In fact, Q1 global credit card spending was down just 5% versus the first quarter of 2019. The group has continued to grow its global co-branded portfolio with the recent introduction of new cards in South Korea and in Mexico, bringing the total number of countries with co-branded cards to seven. Hotel company or credit card company?
There was some cost to this, with CFO Leeny Oberg reporting that, as leisure demand had accelerated and been particularly strong for resort properties, loyalty redemption nights had accelerated. She added: “Even if redemptions do increase, given our focus on carefully controlling programme administrative costs, we anticipate that full-year cash flows from the loyalty programme could be positive before factoring in the reduced payments we will receive from the credit card companies.
“After factoring in these reduced payments, which are expected to effectively repay around one-third of the total $920m we received in 2020, cashflows from loyalty could be modestly negative.”
Capuano said that the group was “enhancing the platform through new expanded collaborations”, including one with Uber, allowing members in the US to earn loyalty points in high-frequency activities like ride hailing and food delivery.
Another way Bonvoy members have been engaging was through the whole home rental platform Homes & Villas by Marriott International or HVMI. The division does not contribute financially, but is described by the company as “complementary to our portfolio of hotel brands” and with roughly 30,000 listings is a popular way for members to earn and redeem points.

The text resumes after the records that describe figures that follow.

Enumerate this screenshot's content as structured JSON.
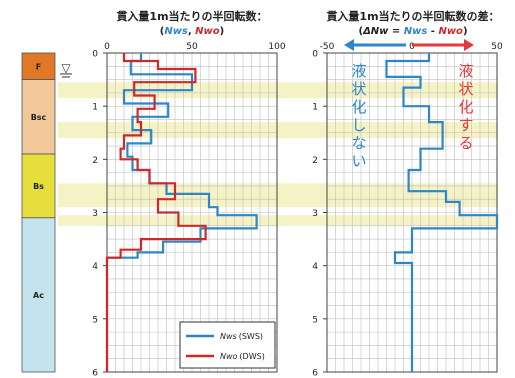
{
  "left_title": "貫入量1m当たりの半回転数：",
  "left_subtitle": [
    "(",
    "Nws",
    ", ",
    "Nwo",
    ")"
  ],
  "right_title": "貫入量1m当たりの半回転数の差：",
  "right_subtitle": [
    "(",
    "ΔNw",
    " = ",
    "Nws",
    " - ",
    "Nwo",
    ")"
  ],
  "annotation_left": "液状化しない",
  "annotation_right": "液状化する",
  "soil_column": [
    {
      "name": "F",
      "top": 0,
      "bottom": 0.5,
      "color": "#E07828"
    },
    {
      "name": "Bsc",
      "top": 0.5,
      "bottom": 1.9,
      "color": "#F1C89A"
    },
    {
      "name": "Bs",
      "top": 1.9,
      "bottom": 3.1,
      "color": "#E5DE3C"
    },
    {
      "name": "Ac",
      "top": 3.1,
      "bottom": 6.0,
      "color": "#C4E3EC"
    }
  ],
  "water_table_symbol": "▽",
  "water_table_depth": 0.3,
  "highlight_bands": [
    [
      0.55,
      0.85
    ],
    [
      1.3,
      1.6
    ],
    [
      2.45,
      2.9
    ],
    [
      3.05,
      3.25
    ]
  ],
  "colors": {
    "sws": "#2E86C8",
    "dws": "#CC2A2A",
    "arrow_blue": "#2E86C8",
    "arrow_red": "#E23A3A",
    "band": "#F5F2C6"
  },
  "chart_data": [
    {
      "type": "line",
      "title": "貫入量1m当たりの半回転数：(Nws, Nwo)",
      "xlim": [
        0,
        100
      ],
      "ylim": [
        0,
        6
      ],
      "x_ticks": [
        "0",
        "50",
        "100"
      ],
      "y_ticks": [
        "0",
        "1",
        "2",
        "3",
        "4",
        "5",
        "6"
      ],
      "grid": true,
      "legend": "bottom-right",
      "legend_entries": [
        {
          "name": "Nws",
          "suffix": "(SWS)"
        },
        {
          "name": "Nwo",
          "suffix": "(DWS)"
        }
      ],
      "series": [
        {
          "name": "Nws (SWS)",
          "points": [
            [
              20,
              0
            ],
            [
              20,
              0.15
            ],
            [
              14,
              0.15
            ],
            [
              14,
              0.4
            ],
            [
              50,
              0.4
            ],
            [
              50,
              0.7
            ],
            [
              10,
              0.7
            ],
            [
              10,
              0.95
            ],
            [
              36,
              0.95
            ],
            [
              36,
              1.2
            ],
            [
              15,
              1.2
            ],
            [
              15,
              1.45
            ],
            [
              26,
              1.45
            ],
            [
              26,
              1.7
            ],
            [
              12,
              1.7
            ],
            [
              12,
              1.95
            ],
            [
              15,
              1.95
            ],
            [
              15,
              2.2
            ],
            [
              25,
              2.2
            ],
            [
              25,
              2.45
            ],
            [
              35,
              2.45
            ],
            [
              35,
              2.65
            ],
            [
              60,
              2.65
            ],
            [
              60,
              2.9
            ],
            [
              65,
              2.9
            ],
            [
              65,
              3.05
            ],
            [
              88,
              3.05
            ],
            [
              88,
              3.3
            ],
            [
              55,
              3.3
            ],
            [
              55,
              3.55
            ],
            [
              33,
              3.55
            ],
            [
              33,
              3.75
            ],
            [
              18,
              3.75
            ],
            [
              18,
              3.85
            ],
            [
              0,
              3.85
            ],
            [
              0,
              6
            ]
          ]
        },
        {
          "name": "Nwo (DWS)",
          "points": [
            [
              10,
              0
            ],
            [
              10,
              0.15
            ],
            [
              30,
              0.15
            ],
            [
              30,
              0.3
            ],
            [
              52,
              0.3
            ],
            [
              52,
              0.55
            ],
            [
              16,
              0.55
            ],
            [
              16,
              0.8
            ],
            [
              28,
              0.8
            ],
            [
              28,
              1.05
            ],
            [
              18,
              1.05
            ],
            [
              18,
              1.3
            ],
            [
              20,
              1.3
            ],
            [
              20,
              1.55
            ],
            [
              10,
              1.55
            ],
            [
              10,
              1.8
            ],
            [
              8,
              1.8
            ],
            [
              8,
              2.0
            ],
            [
              18,
              2.0
            ],
            [
              18,
              2.2
            ],
            [
              25,
              2.2
            ],
            [
              25,
              2.45
            ],
            [
              40,
              2.45
            ],
            [
              40,
              2.75
            ],
            [
              30,
              2.75
            ],
            [
              30,
              3.0
            ],
            [
              42,
              3.0
            ],
            [
              42,
              3.25
            ],
            [
              58,
              3.25
            ],
            [
              58,
              3.5
            ],
            [
              20,
              3.5
            ],
            [
              20,
              3.7
            ],
            [
              8,
              3.7
            ],
            [
              8,
              3.85
            ],
            [
              0,
              3.85
            ],
            [
              0,
              6
            ]
          ]
        }
      ]
    },
    {
      "type": "line",
      "title": "貫入量1m当たりの半回転数の差：(ΔNw = Nws - Nwo)",
      "xlim": [
        -50,
        50
      ],
      "ylim": [
        0,
        6
      ],
      "x_ticks": [
        "-50",
        "0",
        "50"
      ],
      "y_ticks": [
        "0",
        "1",
        "2",
        "3",
        "4",
        "5",
        "6"
      ],
      "grid": true,
      "series": [
        {
          "name": "ΔNw",
          "points": [
            [
              10,
              0
            ],
            [
              10,
              0.15
            ],
            [
              -15,
              0.15
            ],
            [
              -15,
              0.45
            ],
            [
              5,
              0.45
            ],
            [
              5,
              0.65
            ],
            [
              -5,
              0.65
            ],
            [
              -5,
              1.0
            ],
            [
              10,
              1.0
            ],
            [
              10,
              1.3
            ],
            [
              18,
              1.3
            ],
            [
              18,
              1.8
            ],
            [
              5,
              1.8
            ],
            [
              5,
              2.2
            ],
            [
              -2,
              2.2
            ],
            [
              -2,
              2.6
            ],
            [
              20,
              2.6
            ],
            [
              20,
              2.8
            ],
            [
              28,
              2.8
            ],
            [
              28,
              3.05
            ],
            [
              50,
              3.05
            ],
            [
              50,
              3.3
            ],
            [
              0,
              3.3
            ],
            [
              0,
              3.75
            ],
            [
              -10,
              3.75
            ],
            [
              -10,
              3.95
            ],
            [
              0,
              3.95
            ],
            [
              0,
              6
            ]
          ]
        }
      ]
    }
  ]
}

So what of that other loyalty, that of the owners to the brand? Capuano had comforting words to say about how the group was getting heads in beds, confirming that marketing teams were employing “localised and personalised marketing strategies that utilise our direct channels to help capture more leisure”. Do they have the manpower? We’ll see next quarter.

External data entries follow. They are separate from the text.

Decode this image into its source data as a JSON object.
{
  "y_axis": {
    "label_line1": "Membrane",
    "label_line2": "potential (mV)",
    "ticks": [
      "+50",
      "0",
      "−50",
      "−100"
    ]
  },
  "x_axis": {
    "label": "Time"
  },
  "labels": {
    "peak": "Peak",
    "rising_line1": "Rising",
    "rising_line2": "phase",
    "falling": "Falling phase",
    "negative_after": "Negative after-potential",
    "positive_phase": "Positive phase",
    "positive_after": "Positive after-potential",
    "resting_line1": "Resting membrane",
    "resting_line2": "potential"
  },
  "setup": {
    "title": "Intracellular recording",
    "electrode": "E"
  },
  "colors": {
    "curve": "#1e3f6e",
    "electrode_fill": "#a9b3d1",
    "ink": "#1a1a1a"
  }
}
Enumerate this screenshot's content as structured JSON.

The greater concern for investors was that the hiatus in capex during the pandemic would be coming to a grisly end once travel started up again and Capuano caused some pause when he said: “We are currently assessing post-Covid renovation and brand standards with a view towards finding more ways to improve hotel profitability, while preserving the quality and experiences guests expect of our brands when they stay with us”.

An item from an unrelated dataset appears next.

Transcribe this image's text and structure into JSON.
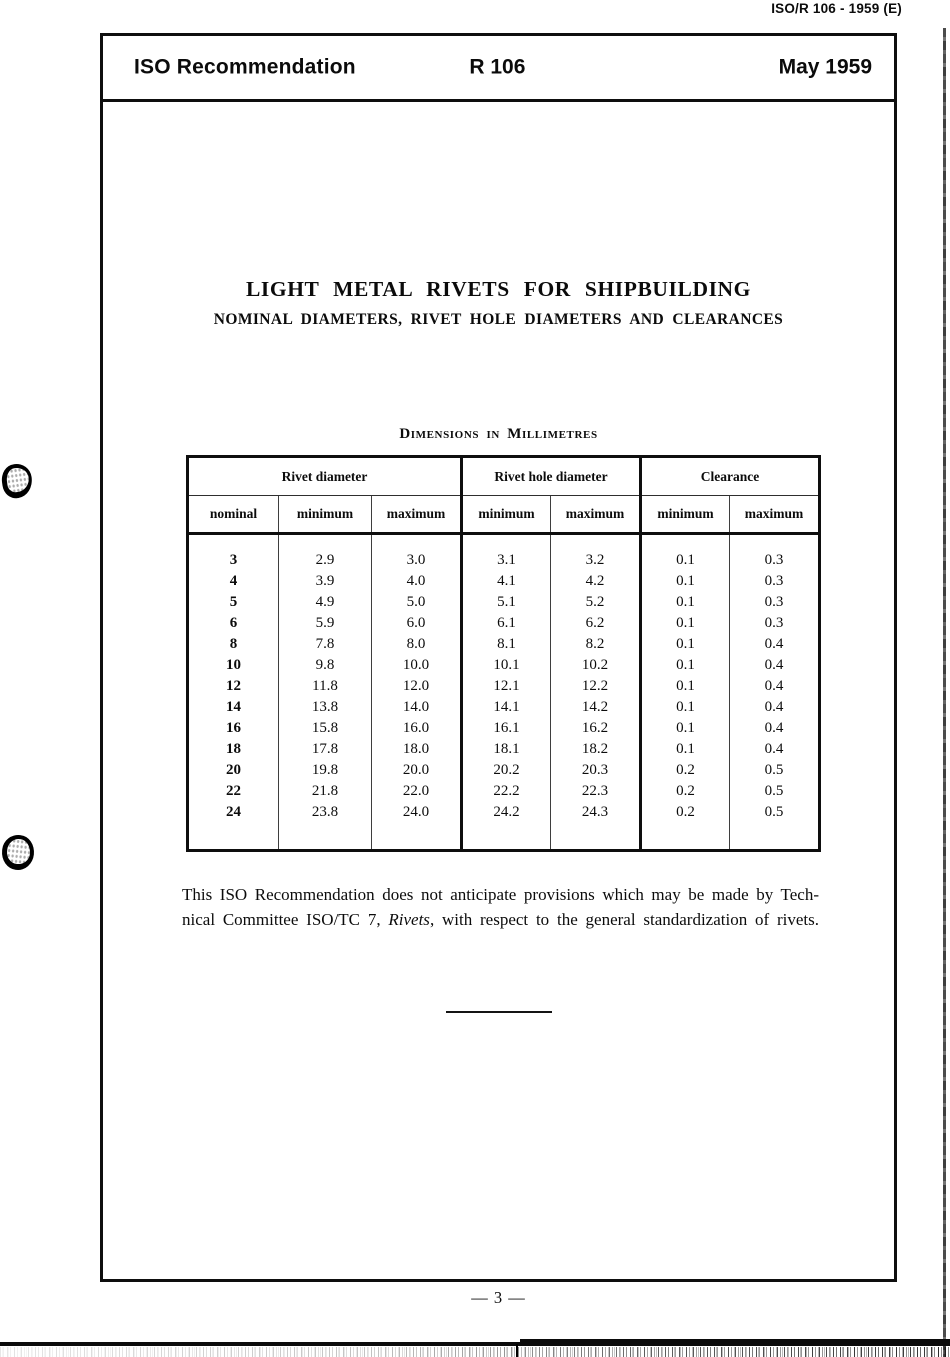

This was tempered somewhat when he added: “We’ve got to make sure that we’re taking into consideration that dramatically-lower cash reserves that the hotel owners have and picking our spots and making sure that we’re picking the renovation work that is critical to the customer experience.”
What is critical? The message from loyalty members is that they want to stay in the sharing economy and get food delivered by Uber. How loyal they are to the pre-pandemic model is about to get tested.